Trivial Pursuit

Publisher: Domark
Machine: Spectrum 48K

Published in Computer & Video Games #61

Trivial Pursuit

They said it couldn't be done. But Domark has done it! Turned the world's best board game into an entertaining computer challenge. If you've been hiding your head under a stone for the last few years you won't know that Trivial Pursuit has sold almost 70 million copies in board game form worldwide and entertained at least twice that number of people who enjoy answering totally trivial questions.

Domark's version, programmed by the Oxford based ODE team, follows closely the spirit of the original. But it uses the capabilities of the machine to present more titillating trivial questions in a way the inventors of the board game never dreamt of. There are pictures using computer graphics - and sound questions too.

The game has a host. A little chap called TP. And the game takes place in the study of his luxurious Oxford home.

Trivial Pursuit: Genus Edition

Everything he needs to test your knowledge is there - a screen to project graphic questions, a hi-fi to play the tunes and all the best reference books. He also gets to wear a different hat for each different question category - a crown for history, a beret for art and a mortar board for science.

The game begins with the set up screen which allows you to enter the names of the players - up to six - load new questions, turn the sound effects on/off, set a time limit for answers - and even turn old TP on and off if he irritates you!

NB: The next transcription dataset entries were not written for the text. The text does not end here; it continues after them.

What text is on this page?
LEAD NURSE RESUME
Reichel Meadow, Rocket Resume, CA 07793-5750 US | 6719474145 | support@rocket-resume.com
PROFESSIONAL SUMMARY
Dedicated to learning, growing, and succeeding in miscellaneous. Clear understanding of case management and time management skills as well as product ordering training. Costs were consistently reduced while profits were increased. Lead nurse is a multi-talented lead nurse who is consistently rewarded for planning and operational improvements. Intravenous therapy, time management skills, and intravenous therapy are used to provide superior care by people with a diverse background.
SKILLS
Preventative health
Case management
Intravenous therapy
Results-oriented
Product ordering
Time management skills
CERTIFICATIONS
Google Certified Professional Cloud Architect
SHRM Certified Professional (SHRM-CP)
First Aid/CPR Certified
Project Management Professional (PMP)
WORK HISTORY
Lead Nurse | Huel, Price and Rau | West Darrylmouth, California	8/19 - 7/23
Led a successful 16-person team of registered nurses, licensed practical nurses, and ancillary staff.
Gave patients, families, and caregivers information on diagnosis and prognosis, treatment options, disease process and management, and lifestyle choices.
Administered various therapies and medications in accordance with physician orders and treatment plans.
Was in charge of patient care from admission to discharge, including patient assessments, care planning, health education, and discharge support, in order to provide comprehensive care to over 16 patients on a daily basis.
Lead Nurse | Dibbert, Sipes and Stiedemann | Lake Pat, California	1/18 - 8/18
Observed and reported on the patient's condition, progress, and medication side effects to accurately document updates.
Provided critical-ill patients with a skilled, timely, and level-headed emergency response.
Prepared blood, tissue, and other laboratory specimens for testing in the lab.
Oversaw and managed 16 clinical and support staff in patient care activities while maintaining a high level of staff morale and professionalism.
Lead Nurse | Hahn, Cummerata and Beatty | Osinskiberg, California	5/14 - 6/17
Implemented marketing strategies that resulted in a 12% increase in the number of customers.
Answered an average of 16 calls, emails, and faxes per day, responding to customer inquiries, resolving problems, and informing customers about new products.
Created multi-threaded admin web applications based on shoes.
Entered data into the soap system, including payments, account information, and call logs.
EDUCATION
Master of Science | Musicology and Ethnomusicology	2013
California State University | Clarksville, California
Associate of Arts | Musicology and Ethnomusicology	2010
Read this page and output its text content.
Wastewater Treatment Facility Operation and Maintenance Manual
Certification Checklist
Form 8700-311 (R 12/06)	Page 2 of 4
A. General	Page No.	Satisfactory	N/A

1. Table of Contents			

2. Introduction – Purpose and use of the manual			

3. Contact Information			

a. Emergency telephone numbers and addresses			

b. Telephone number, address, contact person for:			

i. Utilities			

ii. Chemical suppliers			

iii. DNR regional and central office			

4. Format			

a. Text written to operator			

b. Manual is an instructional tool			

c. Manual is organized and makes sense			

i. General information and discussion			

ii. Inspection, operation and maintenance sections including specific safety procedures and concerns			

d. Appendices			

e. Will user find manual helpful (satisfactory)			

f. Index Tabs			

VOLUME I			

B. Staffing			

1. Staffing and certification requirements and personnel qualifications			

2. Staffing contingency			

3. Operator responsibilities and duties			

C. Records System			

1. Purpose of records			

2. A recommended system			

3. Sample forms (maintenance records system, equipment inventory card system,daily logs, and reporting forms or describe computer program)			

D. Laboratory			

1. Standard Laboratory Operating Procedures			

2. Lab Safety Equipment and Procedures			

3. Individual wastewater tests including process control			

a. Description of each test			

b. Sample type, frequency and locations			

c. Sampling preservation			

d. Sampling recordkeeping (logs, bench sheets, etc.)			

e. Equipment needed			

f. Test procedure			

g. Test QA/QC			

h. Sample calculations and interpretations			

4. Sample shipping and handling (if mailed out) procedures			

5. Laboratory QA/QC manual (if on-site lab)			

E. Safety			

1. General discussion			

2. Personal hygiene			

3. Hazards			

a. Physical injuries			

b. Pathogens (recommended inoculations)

Then it's on to the board screen where TP throws a dart in place of the dice to get you moving. If you turn him off, the numbers on the board flash rapidly acting like a dice until you hit the fire button.

Trivial Pursuit: Genus Edition

Once you've thrown, you can select which of the six categories you want to answer a question from. Once you've done that, TP wanders off to his study where he asks you the question. The timer is represented by a candle on a shelf. If you've got the timer on, it burns down. TP also walks around impatiently tapping his foot...

You have to say your answer out loud for everyone to hear before pressing the fire button. TP then gives you the correct answer and you have to tell the computer if you were right or wrong. No cheating please! Then it's back to the board screen for another go.

The computer keeps track of how many questions you have answered, how many you've got right, and in which category. This is another thing the board game can't do for you. Give an indication of what areas you're really smart at!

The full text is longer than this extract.